Más allá de las analogías con otras formas de entretenimiento y arte reproducible, se podría argumentar que la resistencia libresca puede deberse simplemente a que no se ha producido un relevo generacional. Todavía vive mucha gente, la mayoría, que nació y creció en un mundo en que el libro era la tecnología central de conservación, transmisión y acceso al discurso escrito extenso. Pero de nuevo los datos no indican esta tendencia: los jóvenes siguen prefiriendo el libro tradicional y nada indica que vayan a dejar de hacerlo cuando se hagan mayores. Este fenómeno sugiere que hay funciones psicológicas y sociales que el formato digital no logra replicar.

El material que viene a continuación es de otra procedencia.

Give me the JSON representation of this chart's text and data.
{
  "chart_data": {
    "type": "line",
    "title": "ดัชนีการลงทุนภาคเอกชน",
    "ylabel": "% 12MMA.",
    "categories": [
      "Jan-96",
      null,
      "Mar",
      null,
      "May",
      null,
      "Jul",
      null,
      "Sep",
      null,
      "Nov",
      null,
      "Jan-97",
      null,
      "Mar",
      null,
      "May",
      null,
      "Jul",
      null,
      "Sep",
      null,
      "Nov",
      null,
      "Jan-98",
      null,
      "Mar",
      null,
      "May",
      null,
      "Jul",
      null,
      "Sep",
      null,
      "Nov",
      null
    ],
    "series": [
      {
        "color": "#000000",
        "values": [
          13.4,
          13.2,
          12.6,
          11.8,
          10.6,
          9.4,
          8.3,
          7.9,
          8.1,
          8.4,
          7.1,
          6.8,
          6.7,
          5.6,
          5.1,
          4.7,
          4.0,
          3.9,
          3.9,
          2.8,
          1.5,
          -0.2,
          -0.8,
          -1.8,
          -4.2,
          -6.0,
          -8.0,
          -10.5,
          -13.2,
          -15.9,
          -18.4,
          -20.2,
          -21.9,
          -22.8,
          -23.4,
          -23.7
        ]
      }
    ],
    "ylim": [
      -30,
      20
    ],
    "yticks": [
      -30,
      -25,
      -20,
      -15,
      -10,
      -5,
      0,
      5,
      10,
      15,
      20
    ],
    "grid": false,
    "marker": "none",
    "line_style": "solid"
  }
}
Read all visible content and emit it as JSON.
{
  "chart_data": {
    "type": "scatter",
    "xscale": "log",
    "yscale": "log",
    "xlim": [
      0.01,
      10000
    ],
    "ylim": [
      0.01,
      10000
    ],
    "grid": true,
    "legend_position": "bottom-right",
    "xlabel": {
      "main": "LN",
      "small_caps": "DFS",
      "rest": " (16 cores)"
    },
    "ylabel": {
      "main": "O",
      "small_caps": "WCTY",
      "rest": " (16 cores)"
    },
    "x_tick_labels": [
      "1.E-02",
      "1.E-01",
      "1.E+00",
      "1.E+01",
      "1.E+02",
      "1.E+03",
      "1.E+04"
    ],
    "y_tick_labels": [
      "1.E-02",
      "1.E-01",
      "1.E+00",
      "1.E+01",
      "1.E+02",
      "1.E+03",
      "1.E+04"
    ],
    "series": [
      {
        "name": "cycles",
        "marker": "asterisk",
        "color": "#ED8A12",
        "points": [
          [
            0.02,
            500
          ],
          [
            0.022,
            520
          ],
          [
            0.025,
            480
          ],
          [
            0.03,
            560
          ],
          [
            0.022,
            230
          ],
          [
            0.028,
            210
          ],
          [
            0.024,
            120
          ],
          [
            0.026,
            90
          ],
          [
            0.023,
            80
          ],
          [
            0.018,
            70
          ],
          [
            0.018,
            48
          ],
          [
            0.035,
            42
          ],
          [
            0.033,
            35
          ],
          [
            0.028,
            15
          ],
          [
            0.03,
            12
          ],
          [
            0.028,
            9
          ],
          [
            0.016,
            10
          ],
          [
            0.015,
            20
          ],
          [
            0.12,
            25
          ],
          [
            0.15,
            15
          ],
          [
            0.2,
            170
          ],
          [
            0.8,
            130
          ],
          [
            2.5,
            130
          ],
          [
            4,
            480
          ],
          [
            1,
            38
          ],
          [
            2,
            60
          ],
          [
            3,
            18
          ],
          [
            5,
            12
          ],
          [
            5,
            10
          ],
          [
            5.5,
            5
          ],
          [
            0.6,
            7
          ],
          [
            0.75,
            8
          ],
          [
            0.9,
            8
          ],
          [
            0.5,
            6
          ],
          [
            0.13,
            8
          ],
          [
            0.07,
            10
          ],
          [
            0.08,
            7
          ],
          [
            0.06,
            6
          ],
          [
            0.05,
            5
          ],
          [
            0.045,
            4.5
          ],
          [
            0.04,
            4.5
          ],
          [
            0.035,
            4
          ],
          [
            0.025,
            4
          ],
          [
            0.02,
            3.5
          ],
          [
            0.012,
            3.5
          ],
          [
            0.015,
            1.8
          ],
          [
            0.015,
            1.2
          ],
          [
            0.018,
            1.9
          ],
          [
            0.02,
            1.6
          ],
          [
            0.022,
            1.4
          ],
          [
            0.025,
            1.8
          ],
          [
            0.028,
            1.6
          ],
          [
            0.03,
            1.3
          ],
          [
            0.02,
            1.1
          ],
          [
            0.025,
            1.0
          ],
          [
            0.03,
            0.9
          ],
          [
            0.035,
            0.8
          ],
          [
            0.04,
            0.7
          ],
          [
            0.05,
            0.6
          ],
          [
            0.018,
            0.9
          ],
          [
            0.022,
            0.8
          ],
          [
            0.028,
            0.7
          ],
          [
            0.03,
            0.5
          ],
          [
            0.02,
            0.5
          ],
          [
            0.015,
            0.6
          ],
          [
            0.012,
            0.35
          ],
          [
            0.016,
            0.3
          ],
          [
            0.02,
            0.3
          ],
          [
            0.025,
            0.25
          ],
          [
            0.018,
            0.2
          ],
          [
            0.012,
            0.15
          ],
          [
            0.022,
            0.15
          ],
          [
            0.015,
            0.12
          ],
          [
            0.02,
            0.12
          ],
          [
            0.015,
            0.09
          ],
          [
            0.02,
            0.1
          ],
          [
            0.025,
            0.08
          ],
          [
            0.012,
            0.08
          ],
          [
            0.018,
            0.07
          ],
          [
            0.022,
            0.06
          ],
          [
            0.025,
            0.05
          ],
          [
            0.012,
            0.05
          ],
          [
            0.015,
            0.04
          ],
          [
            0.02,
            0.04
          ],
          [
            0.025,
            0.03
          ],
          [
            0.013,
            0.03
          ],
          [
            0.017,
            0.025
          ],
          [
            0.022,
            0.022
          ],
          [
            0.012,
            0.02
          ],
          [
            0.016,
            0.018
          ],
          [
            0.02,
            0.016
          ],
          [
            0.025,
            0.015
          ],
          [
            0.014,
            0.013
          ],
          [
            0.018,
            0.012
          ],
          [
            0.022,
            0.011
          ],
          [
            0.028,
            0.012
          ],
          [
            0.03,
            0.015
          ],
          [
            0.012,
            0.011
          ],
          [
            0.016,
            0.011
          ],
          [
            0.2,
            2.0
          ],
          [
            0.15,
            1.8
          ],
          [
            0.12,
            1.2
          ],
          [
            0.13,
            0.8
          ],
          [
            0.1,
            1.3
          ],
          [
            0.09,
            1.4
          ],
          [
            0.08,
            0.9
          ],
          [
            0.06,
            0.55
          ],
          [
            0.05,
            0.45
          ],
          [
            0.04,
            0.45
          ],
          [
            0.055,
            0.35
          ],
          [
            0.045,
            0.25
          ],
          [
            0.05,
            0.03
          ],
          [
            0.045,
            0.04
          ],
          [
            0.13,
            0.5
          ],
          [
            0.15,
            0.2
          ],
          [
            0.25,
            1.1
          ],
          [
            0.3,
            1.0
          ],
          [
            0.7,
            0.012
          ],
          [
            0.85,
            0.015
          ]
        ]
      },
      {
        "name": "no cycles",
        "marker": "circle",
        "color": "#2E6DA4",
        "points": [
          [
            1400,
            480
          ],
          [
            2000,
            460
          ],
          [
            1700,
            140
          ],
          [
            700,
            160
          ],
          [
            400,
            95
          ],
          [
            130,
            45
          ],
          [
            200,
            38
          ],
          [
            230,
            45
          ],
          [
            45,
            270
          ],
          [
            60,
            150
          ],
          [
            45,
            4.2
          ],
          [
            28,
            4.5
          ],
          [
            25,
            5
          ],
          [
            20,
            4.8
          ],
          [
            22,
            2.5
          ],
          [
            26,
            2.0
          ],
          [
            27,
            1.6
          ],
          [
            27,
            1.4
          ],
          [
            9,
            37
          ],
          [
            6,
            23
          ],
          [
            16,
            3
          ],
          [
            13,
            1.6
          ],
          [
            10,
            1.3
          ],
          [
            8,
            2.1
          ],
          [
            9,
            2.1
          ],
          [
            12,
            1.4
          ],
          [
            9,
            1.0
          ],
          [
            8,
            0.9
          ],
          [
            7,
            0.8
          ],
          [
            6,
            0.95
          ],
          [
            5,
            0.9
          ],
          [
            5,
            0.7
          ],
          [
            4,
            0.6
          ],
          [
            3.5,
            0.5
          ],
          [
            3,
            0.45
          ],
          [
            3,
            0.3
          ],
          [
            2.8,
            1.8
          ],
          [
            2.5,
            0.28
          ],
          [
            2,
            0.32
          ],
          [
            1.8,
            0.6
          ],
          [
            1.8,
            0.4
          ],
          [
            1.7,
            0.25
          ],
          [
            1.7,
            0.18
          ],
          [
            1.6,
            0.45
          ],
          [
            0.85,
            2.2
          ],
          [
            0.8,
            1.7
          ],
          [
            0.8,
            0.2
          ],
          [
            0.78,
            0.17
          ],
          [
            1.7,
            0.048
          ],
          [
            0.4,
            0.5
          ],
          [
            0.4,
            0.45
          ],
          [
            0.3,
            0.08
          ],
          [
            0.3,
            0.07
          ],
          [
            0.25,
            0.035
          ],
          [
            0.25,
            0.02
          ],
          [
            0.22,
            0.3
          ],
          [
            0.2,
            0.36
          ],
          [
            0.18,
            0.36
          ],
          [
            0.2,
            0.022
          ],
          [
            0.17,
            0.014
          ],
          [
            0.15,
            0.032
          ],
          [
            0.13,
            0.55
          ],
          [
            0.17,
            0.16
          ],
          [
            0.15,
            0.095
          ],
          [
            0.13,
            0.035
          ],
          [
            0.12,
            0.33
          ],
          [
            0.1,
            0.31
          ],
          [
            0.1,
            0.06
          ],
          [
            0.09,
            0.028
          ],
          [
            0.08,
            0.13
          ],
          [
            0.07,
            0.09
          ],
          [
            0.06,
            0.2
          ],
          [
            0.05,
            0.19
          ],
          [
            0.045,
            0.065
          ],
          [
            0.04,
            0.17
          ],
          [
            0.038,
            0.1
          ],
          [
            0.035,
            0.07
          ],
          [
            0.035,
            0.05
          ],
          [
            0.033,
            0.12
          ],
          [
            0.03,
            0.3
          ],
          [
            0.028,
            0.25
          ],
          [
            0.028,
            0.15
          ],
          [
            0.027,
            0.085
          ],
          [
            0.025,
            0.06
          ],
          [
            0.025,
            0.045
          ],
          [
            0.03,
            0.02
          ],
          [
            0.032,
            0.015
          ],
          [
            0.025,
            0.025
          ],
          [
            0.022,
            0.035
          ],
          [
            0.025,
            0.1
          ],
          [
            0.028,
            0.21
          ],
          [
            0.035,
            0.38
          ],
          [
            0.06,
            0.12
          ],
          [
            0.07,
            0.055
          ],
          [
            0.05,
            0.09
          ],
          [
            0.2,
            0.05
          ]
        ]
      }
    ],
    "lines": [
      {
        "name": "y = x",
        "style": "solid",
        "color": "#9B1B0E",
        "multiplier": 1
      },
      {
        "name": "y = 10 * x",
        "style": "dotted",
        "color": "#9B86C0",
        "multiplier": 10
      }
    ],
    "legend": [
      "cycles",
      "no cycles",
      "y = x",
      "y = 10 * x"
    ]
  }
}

Algo debe de haber de coleccionismo e incluso de fetichismo: el libro físico es un objeto que se percibe de más valor, en el que se valora el diseño de la portada, la tipografía, la calidad del papel, que se huele y se toca. Todo eso produce una experiencia sensorial que en cierta forma revaloriza el contenido. También lo aísla. La novela, el ensayo, no es un contenido más entre otros muchos que nos reclaman la atención en cada instante: es un universo autocontenido. El libro se convierte así en un portal a un mundo único y diferenciado, sin distracciones. Una forma no digital, alejada de las pantallas y la sobreestimuación audiovisual y social, que es posible que las nuevas generaciones, que crecieron con una tableta y un smartphone entre las manos, acostumbrados al contacto constante y a la estimulación inmediata, encuentren única y fascinante.